Covenants, Conditions & Restrictions
Created by FindLaw's team of legal writers and editors | Last reviewed January 09, 2023
Covenants, conditions, and restrictions (also called "CC&Rs") are used by many "common interest" developments, including condominiums and co-ops, to regulate the use, appearance, and maintenance of property. CC&Rs, most commonly drafted and enforced through homeowners' associations (HOAs), often restrict what homeowners can do on their property. For example, some CC&Rs do not allow homeowners to hang their laundry out to dry, set lawn maintenance standards, or prohibit home additions or major changes. This section provides practical and legal information on CC&Rs to help you understand what you can and cannot do with a given property.
In the context of residential neighborhoods, a "covenant" is a rule that governs the use of real property, also referring to an agreement to abide by these rules. Legally, a properly recorded covenant (technically, a "restrictive deed covenant") is binding, enforceable and runs with the land. Even when covenants are not part of the contract and are instead signed among neighbors (such as a mutual compact), they are binding and may be litigated if breached.
Covenants are most often used by planned developments such as gated communities, condominiums, and housing cooperatives to ensure a certain level of order and uniformity. The standards enforced through covenants often help the homes in the neighborhood retain their value because they tend to look much nicer and better maintained. Homeowners often welcome these standards since they typically address things like excessive noise, lawn maintenance, and other things that impact quality of life.

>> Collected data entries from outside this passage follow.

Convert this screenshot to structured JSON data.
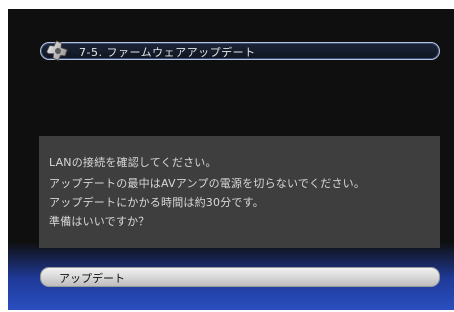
{
  "header": {
    "title": "7-5. ファームウェアアップデート",
    "icon": "gear-icon"
  },
  "message": {
    "lines": [
      "LANの接続を確認してください。",
      "アップデートの最中はAVアンプの電源を切らないでください。",
      "アップデートにかかる時間は約30分です。",
      "準備はいいですか？"
    ]
  },
  "actions": {
    "update_label": "アップデート"
  },
  "colors": {
    "background": "#0f0f0f",
    "message_box": "#3e3e3e",
    "accent_blue": "#2a4fc0",
    "button": "#d6d6d6"
  }
}
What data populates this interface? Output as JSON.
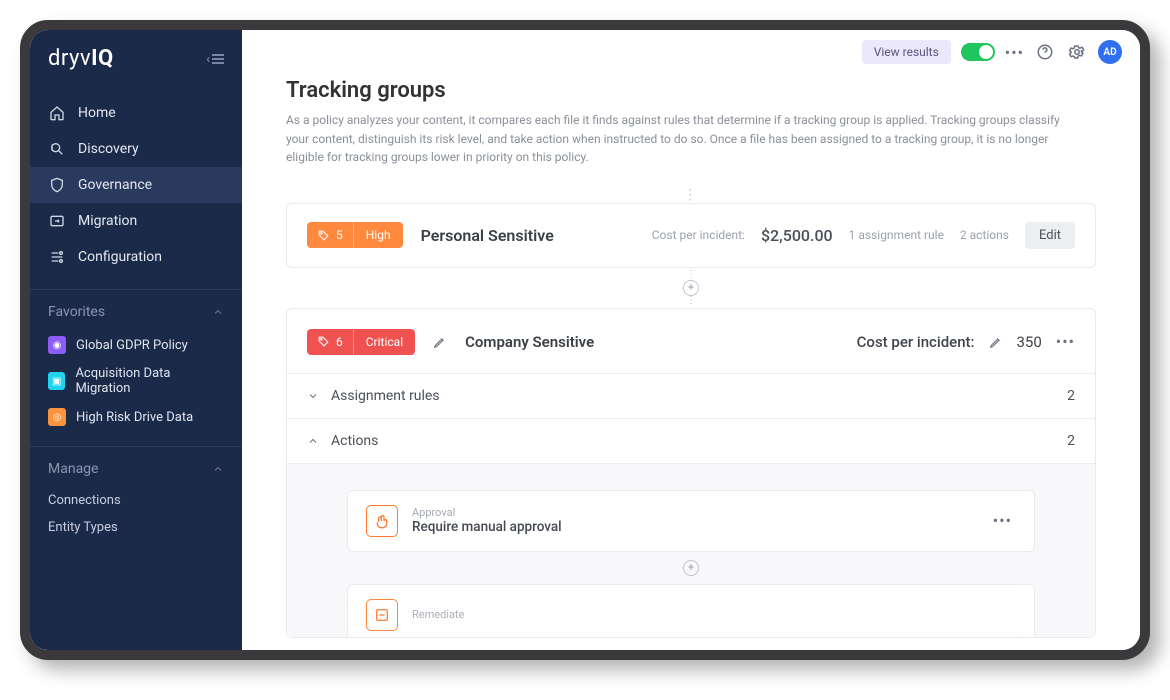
{
  "logo": {
    "part1": "dryv",
    "part2": "IQ"
  },
  "sidebar": {
    "nav": [
      {
        "label": "Home",
        "icon": "home"
      },
      {
        "label": "Discovery",
        "icon": "search"
      },
      {
        "label": "Governance",
        "icon": "shield"
      },
      {
        "label": "Migration",
        "icon": "migrate"
      },
      {
        "label": "Configuration",
        "icon": "config"
      }
    ],
    "favorites_label": "Favorites",
    "favorites": [
      {
        "label": "Global GDPR Policy",
        "color": "#8b5cf6"
      },
      {
        "label": "Acquisition Data Migration",
        "color": "#22d3ee"
      },
      {
        "label": "High Risk Drive Data",
        "color": "#fb923c"
      }
    ],
    "manage_label": "Manage",
    "manage": [
      {
        "label": "Connections"
      },
      {
        "label": "Entity Types"
      }
    ]
  },
  "topbar": {
    "view_results": "View results",
    "avatar": "AD"
  },
  "page": {
    "title": "Tracking groups",
    "description": "As a policy analyzes your content, it compares each file it finds against rules that determine if a tracking group is applied. Tracking groups classify your content, distinguish its risk level, and take action when instructed to do so. Once a file has been assigned to a tracking group, it is no longer eligible for tracking groups lower in priority on this policy."
  },
  "group1": {
    "count": "5",
    "risk": "High",
    "title": "Personal Sensitive",
    "cost_label": "Cost per incident:",
    "cost_value": "$2,500.00",
    "rule_text": "1 assignment rule",
    "actions_text": "2 actions",
    "edit": "Edit"
  },
  "group2": {
    "count": "6",
    "risk": "Critical",
    "title": "Company Sensitive",
    "cost_label": "Cost per incident:",
    "cost_value": "350",
    "assignment_label": "Assignment rules",
    "assignment_count": "2",
    "actions_label": "Actions",
    "actions_count": "2",
    "action1": {
      "category": "Approval",
      "title": "Require manual approval"
    },
    "action2": {
      "category": "Remediate",
      "title": ""
    }
  }
}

The more inclusive term "covenants, conditions, and restrictions" (or CC&Rs) is typically used in real estate documents and homeowners association (HOA) correspondence.

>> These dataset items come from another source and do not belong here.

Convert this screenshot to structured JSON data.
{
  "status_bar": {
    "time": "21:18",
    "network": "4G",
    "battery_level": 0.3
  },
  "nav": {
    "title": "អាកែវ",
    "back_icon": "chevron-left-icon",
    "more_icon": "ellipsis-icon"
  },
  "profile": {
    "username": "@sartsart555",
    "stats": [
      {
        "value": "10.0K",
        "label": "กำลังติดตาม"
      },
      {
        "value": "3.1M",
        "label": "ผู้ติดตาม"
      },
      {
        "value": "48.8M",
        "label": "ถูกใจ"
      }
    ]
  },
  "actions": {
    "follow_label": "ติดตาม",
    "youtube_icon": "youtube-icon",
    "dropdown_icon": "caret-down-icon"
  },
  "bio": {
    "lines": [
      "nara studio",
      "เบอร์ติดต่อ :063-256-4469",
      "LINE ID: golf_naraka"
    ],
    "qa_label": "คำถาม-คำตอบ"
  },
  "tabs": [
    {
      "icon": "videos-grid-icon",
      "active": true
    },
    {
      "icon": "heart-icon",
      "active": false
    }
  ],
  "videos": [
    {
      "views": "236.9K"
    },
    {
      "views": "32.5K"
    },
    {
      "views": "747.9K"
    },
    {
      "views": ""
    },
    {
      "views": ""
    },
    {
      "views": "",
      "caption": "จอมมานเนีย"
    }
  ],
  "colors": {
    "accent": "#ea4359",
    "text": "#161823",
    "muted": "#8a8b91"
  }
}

If you are subject to covenants, or CC&Rs, your HOA or neighbor association also will have procedures in place for how to enforce these rules or accommodate exemptions. Typically, a violation will result in either a warning (via a written notice to the homeowner) or a fine. But if an alleged violation is not resolved, the association (usually an HOA) may bring legal action against the homeowner. Courts must ensure that there is a binding contract among the parties before they will get involved.
In some instances, it may be reasonable to ask the association for an exemption to, or "variance" from, an existing covenant. A variance is official permission to stray from the literal requirements of the covenant, typically granted in situations where literal enforcement would cause undue hardship for the homeowner. For instance, a vision-impaired resident may need extra outdoor lighting that exceeds what is allowed by the covenant.

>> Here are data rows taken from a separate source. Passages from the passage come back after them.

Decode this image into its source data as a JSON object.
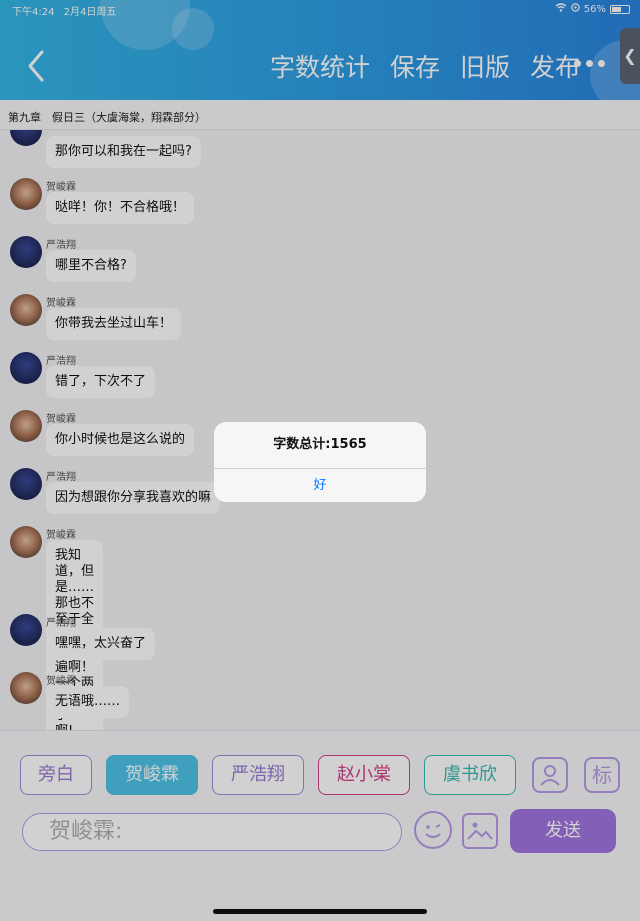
{
  "status": {
    "time": "下午4:24",
    "date": "2月4日周五",
    "battery": "56%",
    "battery_level": 0.56
  },
  "header": {
    "nav": [
      "字数统计",
      "保存",
      "旧版",
      "发布"
    ],
    "side_tab": "❮"
  },
  "chapter": "第九章　假日三（大虞海棠，翔霖部分）",
  "messages": [
    {
      "name": "",
      "text": "那你可以和我在一起吗?",
      "avatar": "yan"
    },
    {
      "name": "贺峻霖",
      "text": "哒咩！你！不合格哦！",
      "avatar": "he"
    },
    {
      "name": "严浩翔",
      "text": "哪里不合格?",
      "avatar": "yan"
    },
    {
      "name": "贺峻霖",
      "text": "你带我去坐过山车！",
      "avatar": "he"
    },
    {
      "name": "严浩翔",
      "text": "错了，下次不了",
      "avatar": "yan"
    },
    {
      "name": "贺峻霖",
      "text": "你小时候也是这么说的",
      "avatar": "he"
    },
    {
      "name": "严浩翔",
      "text": "因为想跟你分享我喜欢的嘛",
      "avatar": "yan"
    },
    {
      "name": "贺峻霖",
      "text": "我知道，但是……那也不至于全部\n都坐一遍啊！一个两个就够了\n啊!",
      "avatar": "he"
    },
    {
      "name": "严浩翔",
      "text": "嘿嘿，太兴奋了",
      "avatar": "yan"
    },
    {
      "name": "贺峻霖",
      "text": "无语哦……",
      "avatar": "he"
    }
  ],
  "characters": [
    "旁白",
    "贺峻霖",
    "严浩翔",
    "赵小棠",
    "虞书欣"
  ],
  "tools": {
    "role_icon": "person-icon",
    "tag_label": "标"
  },
  "input": {
    "placeholder": "贺峻霖:"
  },
  "send_label": "发送",
  "alert": {
    "title": "字数总计:1565",
    "ok": "好"
  }
}
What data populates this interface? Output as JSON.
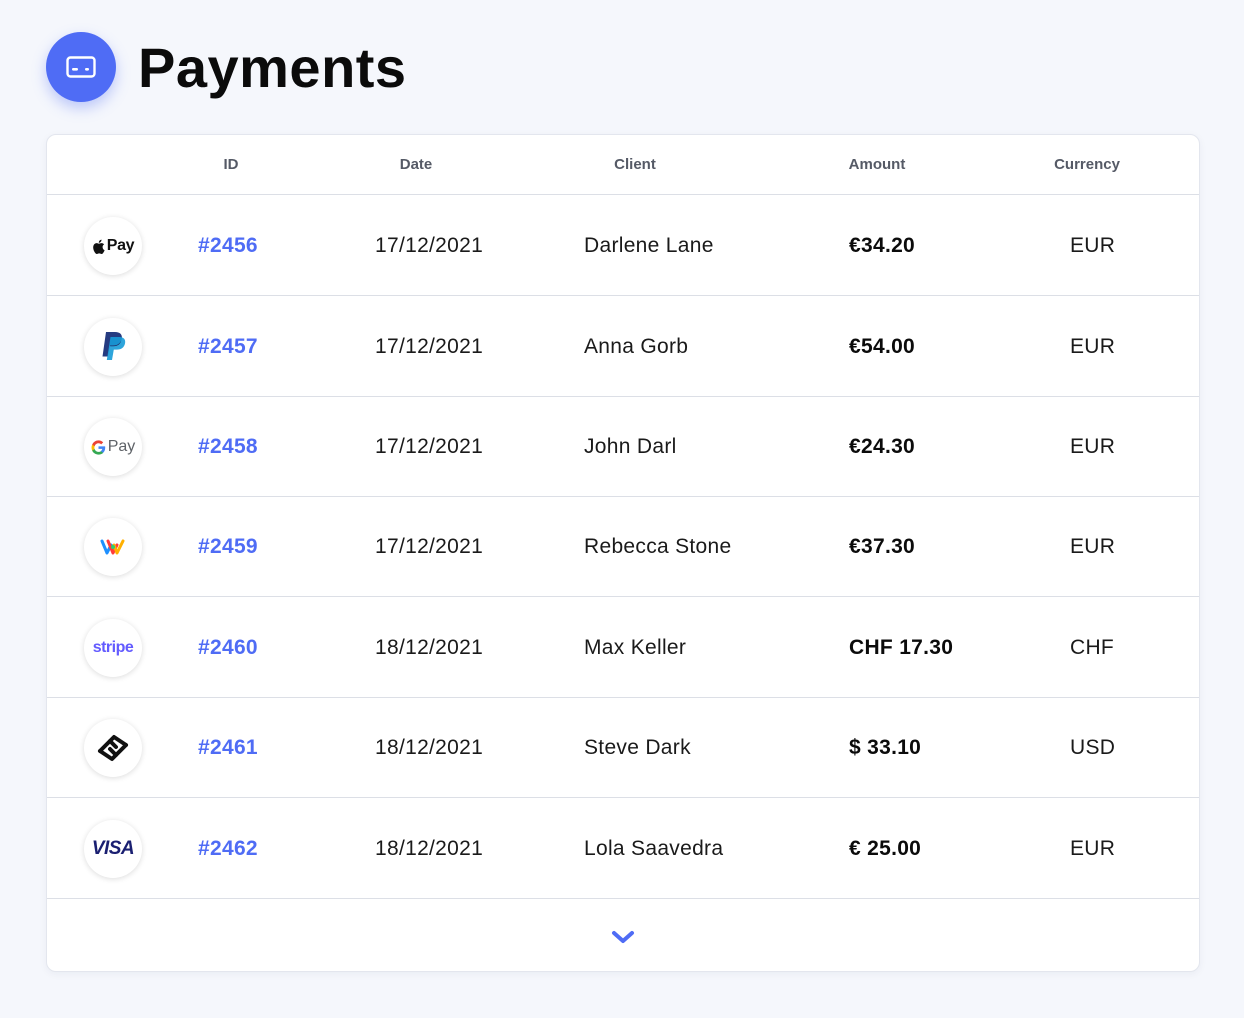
{
  "page": {
    "title": "Payments",
    "icon": "credit-card-icon",
    "accent": "#4f6cf5"
  },
  "table": {
    "columns": {
      "logo": "",
      "id": "ID",
      "date": "Date",
      "client": "Client",
      "amount": "Amount",
      "currency": "Currency"
    },
    "rows": [
      {
        "method": "apple-pay-logo",
        "logo_text": "Pay",
        "id": "#2456",
        "date": "17/12/2021",
        "client": "Darlene Lane",
        "amount": "€34.20",
        "currency": "EUR"
      },
      {
        "method": "paypal-logo",
        "logo_text": "",
        "id": "#2457",
        "date": "17/12/2021",
        "client": "Anna Gorb",
        "amount": "€54.00",
        "currency": "EUR"
      },
      {
        "method": "google-pay-logo",
        "logo_text": "Pay",
        "id": "#2458",
        "date": "17/12/2021",
        "client": "John Darl",
        "amount": "€24.30",
        "currency": "EUR"
      },
      {
        "method": "twint-logo",
        "logo_text": "",
        "id": "#2459",
        "date": "17/12/2021",
        "client": "Rebecca Stone",
        "amount": "€37.30",
        "currency": "EUR"
      },
      {
        "method": "stripe-logo",
        "logo_text": "stripe",
        "id": "#2460",
        "date": "18/12/2021",
        "client": "Max Keller",
        "amount": "CHF 17.30",
        "currency": "CHF"
      },
      {
        "method": "chain-link-logo",
        "logo_text": "",
        "id": "#2461",
        "date": "18/12/2021",
        "client": "Steve Dark",
        "amount": "$ 33.10",
        "currency": "USD"
      },
      {
        "method": "visa-logo",
        "logo_text": "VISA",
        "id": "#2462",
        "date": "18/12/2021",
        "client": "Lola Saavedra",
        "amount": "€ 25.00",
        "currency": "EUR"
      }
    ]
  },
  "footer": {
    "expand_icon": "chevron-down-icon"
  }
}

Requests for variances usually are handled through association hearings, while a notice of the request is often sent to the other residents.
The value of a property often is determined by the view it offers its residents. For instance, a home offering views of a tree-lined valley will be valued more than the same home with a view of a power plant. Therefore, neighborhoods with CC&Rs sometimes address this by restricting the location and size of fences, trees, buildings, and other possible obstructions.